A sought-after commentator Michaela frequently appears on CNN, offering her insight on some of the most controversial topics in the past decade, including Travyon Martin, Ferguson, Baltimore, the #BlackLivesMatter movement, Rachel Dolezal and images of Blacks in Hollywood and beyond. She’s been featured on other networks, including OWN, PBS, Fox, MSNBC, BET, MTV, VH1, BBC, NBC and ABC. Michaela is frequently quoted in The New York Times, Washington Post, Huffington Post, Ebony, Refinery29 and Jezebel.
Michaela’s extensive work has been rewarded by renowned organizations and publications. The NAACP of New York rewarded her with the “Centennial Woman Phenomenal Woman.” The United Negro College Fund (UNCF) gifted her with the “Keeper of the Flame” award for her work as an image activist. Huffington Post named her as one of the “Top 25 Women of Color on Twitter” and named her as its “Most Amazing Activist” award, the City of New York named her a “Trailblazer,” and the Feminist Press honored her for her “Empowerment” of women. She is a Brooklyn Community Service Human Spirit Award recipient and sits on the BCS Board of Directors
As a community servant and conversationalist, she’s been in discussion with the Black elite from Academy Award-winner Lupita N'yongo to Attorney General Loretta Lynch. She’s hosted numerous dynamic panel discussions for students at Howard University, Yale University, Spellman College, Middlebury College and NYU. Michaela was also invited as a guest speaker to Promax an annual conference featuring the world’s most innovative creatives, marketers and thought leaders for her influential work.

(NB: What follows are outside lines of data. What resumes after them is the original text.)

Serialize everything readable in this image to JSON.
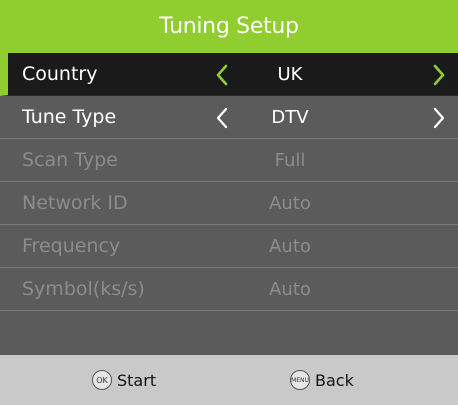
{
  "title": "Tuning Setup",
  "accent_color": "#8fce2e",
  "rows": [
    {
      "label": "Country",
      "value": "UK",
      "selected": true,
      "enabled": true,
      "arrows": true
    },
    {
      "label": "Tune Type",
      "value": "DTV",
      "selected": false,
      "enabled": true,
      "arrows": true
    },
    {
      "label": "Scan Type",
      "value": "Full",
      "selected": false,
      "enabled": false,
      "arrows": false
    },
    {
      "label": "Network ID",
      "value": "Auto",
      "selected": false,
      "enabled": false,
      "arrows": false
    },
    {
      "label": "Frequency",
      "value": "Auto",
      "selected": false,
      "enabled": false,
      "arrows": false
    },
    {
      "label": "Symbol(ks/s)",
      "value": "Auto",
      "selected": false,
      "enabled": false,
      "arrows": false
    }
  ],
  "footer": {
    "start_icon": "OK",
    "start_label": "Start",
    "back_icon": "MENU",
    "back_label": "Back"
  },
  "icons": {
    "left": "chevron-left-icon",
    "right": "chevron-right-icon",
    "ok": "ok-button-icon",
    "menu": "menu-button-icon"
  }
}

But, with her heart still in the community, she has hosted panels at community centers, salons and local institutions in New York. Michaela serves on the board of Brooklyn Community Services and volunteers with Black Girls Rock! and ImageNation organizations.
Michaela’s made her mark as a cultural icon in the 1990s and 2000s. She was Essence Magazine’s only executive fashion, beauty and culture editor and Vibe Magazine’s first fashion director. But, she’s widely known as the former fashion director and Editor-in-Chief of the groundbreaking Honey Magazine when it was the fastest growing women’s magazine in the country. A pioneer in fashion, Michaela was one of the few Black women editors and fashion stylists in the industry, styling media powerhouses, like Diana Ross, Oprah Winfrey, Beyoncé and Prince. Her fashion editorials have been published in Vanity Fair, New York Magazine and others.
She lives in the People’s Republic of Brooklyn and is the mother of her dope daughter, Elenni Davis-Knight.